3.2.8 You will promptly and without undue delay cooperate, assist and take such action as Directly may reasonably request to allow Directly to fulfil its obligations to Customers and their Data Subjects or under Data Protection Laws in respect of such a Personal Data Request, including, without limitation, meeting any deadlines imposed by such obligations; you will notify Directly without undue delay and in no event later than 48 hours upon your becoming aware of a Security Incident, and provide Directly with sufficient information to allow it to meet any legal or contractual obligations to report the Security Incident;

3.2.9 You will cooperate with Directly and its authorized agents and representatives to take such reasonable steps as are directed by Directly to assist in the investigation, mitigation and remediation of any Security Incident;

3.2.10 You will provide reasonable assistance to Directly and its Customers with any data protection impact assessments, and prior consultations with Supervising Authorities or other competent data privacy authorities, which Directly or its Customer reasonably considers to be required by the Data Protection Laws;

3.2.11 You will immediately inform Directly, in writing, if in your opinion, an instruction violates Data Protection Laws;

3.2.12 You agree to comply with the Privacy Shield principles set forth at www.privacyshield.gov and incorporated into our Privacy Policy and to take such actions and sign such documents (such as “Standard Contractual Clauses”) as Directly may request to ensure that a valid cross-border data transfer mechanism recognized by European Data Protection Laws covers the Processing of Personal Data contemplated by this DPA if required by European Data Protection Laws.

4. General Terms.

4.1 The parties to this DPA hereby submit to the choice of jurisdiction stipulated in the Terms with respect to any disputes or claims however arising under this DPA, including disputes regarding its existence, validity or termination or the consequences of its nullity.

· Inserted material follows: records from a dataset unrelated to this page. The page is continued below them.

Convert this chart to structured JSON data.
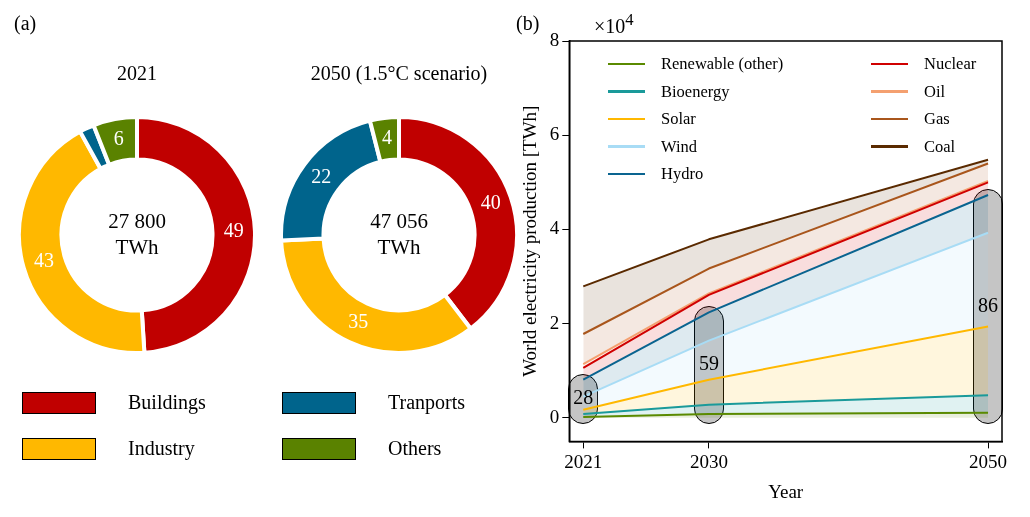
{
  "chart_data": [
    {
      "type": "donut",
      "title": "2021",
      "categories": [
        "Buildings",
        "Industry",
        "Tranports",
        "Others"
      ],
      "values": [
        49,
        43,
        2,
        6
      ],
      "colors": [
        "#c00000",
        "#ffb800",
        "#00648c",
        "#5a8200"
      ],
      "value_labels": [
        "49",
        "43",
        null,
        "6"
      ],
      "legend": "bottom",
      "annotations": [
        "(a)",
        "27 800 TWh"
      ]
    },
    {
      "type": "donut",
      "title": "2050 (1.5°C scenario)",
      "categories": [
        null,
        null,
        null,
        null
      ],
      "values": [
        40,
        35,
        22,
        4
      ],
      "colors": [
        "#c00000",
        "#ffb800",
        "#00648c",
        "#5a8200"
      ],
      "data_labels": true,
      "annotations": [
        "47 056 TWh"
      ]
    },
    {
      "type": "area",
      "xlabel": "Year",
      "ylabel": "World electricity production [TWh]",
      "x": [
        2021,
        2030,
        2050
      ],
      "xlim": [
        2020,
        2051
      ],
      "xticks": [
        2021,
        2030,
        2050
      ],
      "ylim": [
        -0.5,
        8
      ],
      "yticks": [
        0,
        2,
        4,
        6,
        8
      ],
      "stacked": true,
      "legend": "top left",
      "grid": false,
      "series": [
        {
          "name": "Renewable (other)",
          "color": "#5a8a00",
          "values": [
            0.02,
            0.08,
            0.11
          ]
        },
        {
          "name": "Bioenergy",
          "color": "#1a9a9a",
          "values": [
            0.06,
            0.2,
            0.37
          ]
        },
        {
          "name": "Solar",
          "color": "#ffb800",
          "values": [
            0.09,
            0.53,
            1.46
          ]
        },
        {
          "name": "Wind",
          "color": "#a8dcf5",
          "values": [
            0.28,
            0.83,
            1.99
          ]
        },
        {
          "name": "Hydro",
          "color": "#0a6490",
          "values": [
            0.36,
            0.6,
            0.8
          ]
        },
        {
          "name": "Nuclear",
          "color": "#d00000",
          "values": [
            0.25,
            0.37,
            0.27
          ]
        },
        {
          "name": "Oil",
          "color": "#f4a070",
          "values": [
            0.08,
            0.03,
            0.03
          ]
        },
        {
          "name": "Gas",
          "color": "#a9561c",
          "values": [
            0.64,
            0.53,
            0.37
          ]
        },
        {
          "name": "Coal",
          "color": "#5a2a00",
          "values": [
            1.01,
            0.62,
            0.08
          ]
        }
      ],
      "annotations": [
        "(b)",
        "×10$^{4}$",
        "28",
        "59",
        "86"
      ]
    }
  ]
}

4.2 This DPA and all non-contractual or other obligations arising out of or in connection with it are governed by the laws of the country or territory stipulated for this purpose in Terms, or if different, the laws required to govern under European Data Protection Laws.

4.3 Directly may amend this DPA from time to time as is reasonably necessary to comply with Data Protection Laws, and such amendments shall become binding upon giving Expert notice of such changes.